During the past few months I have been in observance of many little things that never really captured me before. Realities usually going unobserved due to the facts of day to day chores and the constant focus on many other related issues that seem to drag your focus away from the small things. These small things get lost in the shuffle from one hour to another. More than usual, this weeks observance has been toward my dog, who with the simplest of grace is aging demurely and without notice on her behalf. The days of long brisk dog walks have ended and now we shuffle slowly and smell the grass and scents in the air longer. We take the same amount of time only our distance is now much shorter than before. At this stage of her life I realize that mother nature is dealing her hand swiftly and there is probably only a limited amount of days left that her life energy will sustain.
Everyday I hold in my emotions and try very hard to prepare for the inevitable day when she will have to leave me. Everyday I learn more and more about paying attention to the small things that she so innocently sees on her daily walks. It is because of her that I really understand the meaning of stopping to smell the roses and to get up and keep going even though you may not feel like it. Selfishly I am mad that I will have to endure the future days when her absence is felt within the confines of my heart. No matter how I prepare for the loss, it is by far going to be a very tall mountain to get over. In her eyes I can tell the things that she is thinking and everyday I receive more unconditional love and it feeds me the strength to know we are connected through an energy unseen by everyone else. The same things goes for anyone who has a companion of the canine genre.
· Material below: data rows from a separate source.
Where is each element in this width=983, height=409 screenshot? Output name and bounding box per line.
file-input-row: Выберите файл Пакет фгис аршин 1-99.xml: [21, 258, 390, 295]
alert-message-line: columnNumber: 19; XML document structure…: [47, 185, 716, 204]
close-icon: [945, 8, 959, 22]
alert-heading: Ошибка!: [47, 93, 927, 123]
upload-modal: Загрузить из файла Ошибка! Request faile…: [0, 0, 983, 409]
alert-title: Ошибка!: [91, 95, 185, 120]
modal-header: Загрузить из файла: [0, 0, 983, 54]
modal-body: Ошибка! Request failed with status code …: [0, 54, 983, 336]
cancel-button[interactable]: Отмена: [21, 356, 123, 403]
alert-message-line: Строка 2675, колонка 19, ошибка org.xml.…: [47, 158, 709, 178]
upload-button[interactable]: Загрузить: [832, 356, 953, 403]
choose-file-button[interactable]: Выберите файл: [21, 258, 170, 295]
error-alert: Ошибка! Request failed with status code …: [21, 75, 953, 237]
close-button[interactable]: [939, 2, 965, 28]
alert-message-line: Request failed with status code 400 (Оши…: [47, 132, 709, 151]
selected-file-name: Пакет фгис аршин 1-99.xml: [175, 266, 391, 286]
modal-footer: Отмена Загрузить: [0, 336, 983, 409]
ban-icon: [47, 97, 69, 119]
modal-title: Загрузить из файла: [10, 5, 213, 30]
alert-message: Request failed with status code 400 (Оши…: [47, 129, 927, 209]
These little wonders and truths all combine to form a better understanding of what life is all about to me, at least in this next stage of development. Gone are the days of immense chaos and stresses that seemed all so important and necessary. I often why wonder why it takes so long to figure out that paying attention to the smallest little thing can produce amazing revelations and insight into the tomorrows of your life. Now I take the time to remove the details that inflict and disrupt my mind and try to replace them with complacent ideas that mean much more than having to achieve more.
I have come to realize that my little wonders of today will be the realities of my tomorrow. I must admit that at times I am still confused and lost in the emotions of trying to figure out where to go next but then I look down at the figure laying on the floor, who sees me looking at her. Ever so gently she lifts her paw to signal me to come join her in a relaxing moment and put away the complex thoughts that are confusing me. As I slide down off my chair and remove my glasses her outstretched legs once again reach for me and I lay my head on her shoulders and my whole world melts away just hearing her breathe. She is totally unaffected by human responsibilities and enjoying the calmness and laying low for a while just letting time just move the moments are they are to be.
I feel her warmth on my cheek and feel at peace once again.... reminding me to take more time and experience the pleasantries of just being. Occasionally we both doze off for a while and when I awaken I seemed to have misplaced the reasons for feeling tense. I recognize what I have and where I have been more and more everyday and having her by my side has been the joy of not having to be alone through my transition to the tomorrows.
It's all in the thoughts that create the little wonders that end up shaping our futures. In a great way she saved me from myself and the destructive mind games I played. Each night as I carry her up the stairs to another night of sleep and rejuvenation, I look down at her sleeping by my bedside, and the wonder of our tomorrow hovers keeping me safe and hopeful that I will receive that dog kiss in the morning as we make our way outside to once again smell the scents of the new day.